Fluorescence imaging

Cells grown on glass coverslips were fixed at −20°C in ice cold methanol for 7 min, then blocked in 5% goat serum, 0.3% Triton X-100 in PBS (Sigma, G9023; X100). Cells were incubated with anti LC3A/B (Cell Signalling Technology, 4108; 1:500 in 1% BSA [Europa Bioproducts Ltd., EQBAH62-1000], 0.3% Triton X-100 in PBS). Washed cells were incubated with secondary antibody anti-rabbit-Alexa Fluor 488 (Life Technologies, A11008) and counterstained with 4ʹ, 6 diamidino-2-phenylindole (DAPI; ThermoFisher Scientific, 10,116,287) and mounted on slides with Fluoromount-G from Southern biotech (ThermoFisher Scientific, 15,586,276).
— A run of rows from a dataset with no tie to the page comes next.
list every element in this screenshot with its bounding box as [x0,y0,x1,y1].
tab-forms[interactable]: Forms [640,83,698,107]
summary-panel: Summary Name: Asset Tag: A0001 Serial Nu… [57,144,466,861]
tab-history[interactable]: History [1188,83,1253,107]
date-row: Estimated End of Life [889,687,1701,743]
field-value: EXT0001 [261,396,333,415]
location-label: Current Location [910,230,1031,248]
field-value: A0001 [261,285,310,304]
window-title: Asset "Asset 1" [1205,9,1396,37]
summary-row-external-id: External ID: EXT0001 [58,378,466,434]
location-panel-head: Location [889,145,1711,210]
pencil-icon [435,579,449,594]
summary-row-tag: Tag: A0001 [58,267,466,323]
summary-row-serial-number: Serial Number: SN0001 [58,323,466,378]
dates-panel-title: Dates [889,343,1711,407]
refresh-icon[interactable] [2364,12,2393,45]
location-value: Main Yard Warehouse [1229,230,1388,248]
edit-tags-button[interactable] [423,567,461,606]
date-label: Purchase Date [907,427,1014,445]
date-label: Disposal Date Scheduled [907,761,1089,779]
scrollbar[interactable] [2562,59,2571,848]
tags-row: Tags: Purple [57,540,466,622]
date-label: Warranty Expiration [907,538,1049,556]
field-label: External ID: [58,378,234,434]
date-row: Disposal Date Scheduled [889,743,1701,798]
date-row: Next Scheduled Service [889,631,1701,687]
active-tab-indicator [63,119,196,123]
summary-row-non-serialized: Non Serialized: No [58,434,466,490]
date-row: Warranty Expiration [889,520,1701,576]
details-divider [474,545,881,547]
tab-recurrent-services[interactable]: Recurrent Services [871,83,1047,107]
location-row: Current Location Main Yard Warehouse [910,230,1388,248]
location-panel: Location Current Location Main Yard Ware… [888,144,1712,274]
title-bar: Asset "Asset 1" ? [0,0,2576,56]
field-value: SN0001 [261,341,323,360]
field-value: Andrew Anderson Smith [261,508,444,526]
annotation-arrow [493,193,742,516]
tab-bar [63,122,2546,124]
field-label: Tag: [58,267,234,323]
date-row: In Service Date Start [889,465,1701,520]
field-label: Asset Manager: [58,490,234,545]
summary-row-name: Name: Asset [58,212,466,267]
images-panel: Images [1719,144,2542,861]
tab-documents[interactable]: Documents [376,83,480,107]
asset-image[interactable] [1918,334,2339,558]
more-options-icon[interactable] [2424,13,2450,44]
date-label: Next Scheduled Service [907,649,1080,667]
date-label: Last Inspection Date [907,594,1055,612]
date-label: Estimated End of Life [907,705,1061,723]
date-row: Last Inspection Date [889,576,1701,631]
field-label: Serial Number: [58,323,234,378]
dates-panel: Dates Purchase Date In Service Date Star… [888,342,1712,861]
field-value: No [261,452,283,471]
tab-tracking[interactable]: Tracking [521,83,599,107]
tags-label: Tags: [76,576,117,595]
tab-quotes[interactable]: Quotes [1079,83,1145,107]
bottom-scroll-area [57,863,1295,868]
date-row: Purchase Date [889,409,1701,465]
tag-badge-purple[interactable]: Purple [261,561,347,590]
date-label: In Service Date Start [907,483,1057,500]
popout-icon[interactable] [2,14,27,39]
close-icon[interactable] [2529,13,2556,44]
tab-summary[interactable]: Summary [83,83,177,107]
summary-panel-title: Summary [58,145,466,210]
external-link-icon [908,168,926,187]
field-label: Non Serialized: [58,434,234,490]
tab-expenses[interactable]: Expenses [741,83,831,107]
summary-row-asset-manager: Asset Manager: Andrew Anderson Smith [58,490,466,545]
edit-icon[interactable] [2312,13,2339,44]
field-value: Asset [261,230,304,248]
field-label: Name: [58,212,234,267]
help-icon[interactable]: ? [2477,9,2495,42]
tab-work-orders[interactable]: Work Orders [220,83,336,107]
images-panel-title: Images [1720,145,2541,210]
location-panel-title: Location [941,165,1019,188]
Cells were imaged on a Zeiss Imager M2 Apotome microscope with a 63X, 1.4 NA oil-immersion objective using 365 ± 40 nm excitation and 445 ± 25 nm emission for DAPI, 470 ± 20 nm excitation and 525 ± 25 nm emission for LC3. Images were obtained using a Zeiss Axioplan microscope with bright field.

Statistics

Unpaired t test was employed for the data analysis across all the experiments. The data were analyzed and plotted through GraphPad prism 7 software.

Microscopy

All the fluorescent imaging was carried out using an Apotome microscope from Zeiss, fitted with 63X objective. All the immunohistochemistry for bright-field imaging was carried out using an Axioplan 2 microscope from Zeiss, fitted with 20X, 40X objectives and a colored Axio Cam HRc camera from Zeiss.